The observation by a U.S. Air Force officer that U.S.-led coalition forces in Afghanistan are not taking full advantage of available space capabilities highlights a key advantage of commercial satellite services. It also underscores the burdens of excessive classification restrictions on government-owned systems and the need for a campaign to broaden awareness of what space can bring to the fight.
Lt. Col. Tom Single, the former chief of space operations for NATO’s International Security Assistance Force, said secrecy often keeps coalition forces in Afghanistan from discussing space capabilities and that many of the 43 participating nations do not factor space systems into their warfighting strategies. The insurgents they are fighting, meanwhile, tend to be relatively savvy in the use of space systems, both for their own purposes and by their adversaries, Single said during a recent conference in Paris.
Lt. Col. Single said the secrecy problem is not limited to the U.S. military — an important point given the rapidly expanding space capabilities among NATO nations. Classification makes it difficult enough to share data with close allies; when 43 nations are involved — not even counting Afghanistan — it’s a major problem. Lt. Col. Single conceded that he had found himself reticent to discuss certain space capabilities with an Afghan officer in the room.
Part of the solution is greater use of commercial systems such as imagery-gathering satellites, which in recent years have grown both in number and sophistication and are of course unclassified. These include not only the high-resolution electro-optical satellites deployed by U.S. companies but radar satellites launched by the Canadians and Europeans. Radar satellites offer unique capabilities, among them the ability to make observations regardless of time of day or weather conditions.

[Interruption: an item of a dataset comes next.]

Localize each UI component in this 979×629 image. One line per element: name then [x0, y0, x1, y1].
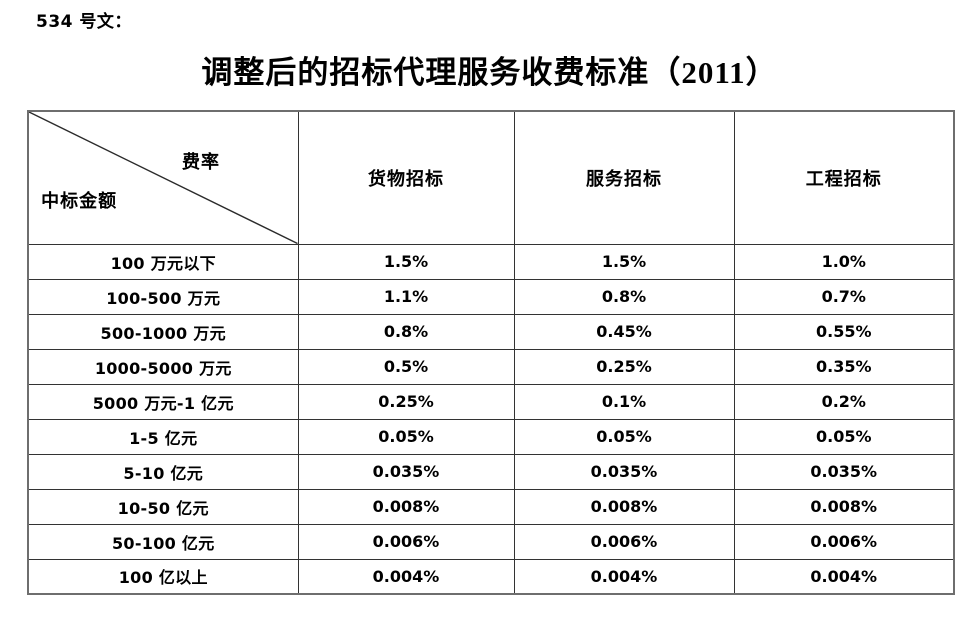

For the most sophisticated government-owned space systems, classification and the burdens that come with it are a fact of life. But in many cases secrecy is taken too far; Lt. Col. Single said data were often marked secret simply because they came from a space system.
Perhaps commanders in Afghanistan with access to the space-based data are simply erring on the side of caution when it comes to sharing, which is understandable. But that doesn’t make it acceptable, especially when lives are at stake in a place like Afghanistan, where a lack of modern infrastructure puts a premium on space-based services including |communications.
NATO commanders engaged in Afghanistan need to be clear on exactly what data can permissibly be shared with which coalition members under current classification restrictions. If the system involved is not classified, there seems little justification for not sharing data that could allow coalition forces to operate more efficiently.
In addition, each NATO member should continuously scrutinize classification restrictions on its space systems with a view toward loosening or removing those that are no longer appropriate in this day and age. Although classification in many instances remains necessary, regardless of the operational inconveniences it creates, in many others it has been overtaken by events including the proliferation of technologies that were once the exclusive realm of superpowers. The purpose of classification is to protect sources and methods that allow the military to operate more efficiently and thus save resources, including lives. Excessive classification can have the opposite effect.
NATO members with space assets also need to develop policies and specific operational procedures for sharing space-based data among themselves and with other coalition forces. In parallel, they must make a concerted effort to educate other coalition partners on space capabilities, in much the same way that the U.S. military has worked over the years to promote space awareness among its ranks. As Lt. Col. Single succinctly noted, “Coalition warfare is here to stay. Your entire system needs to be designed for it.”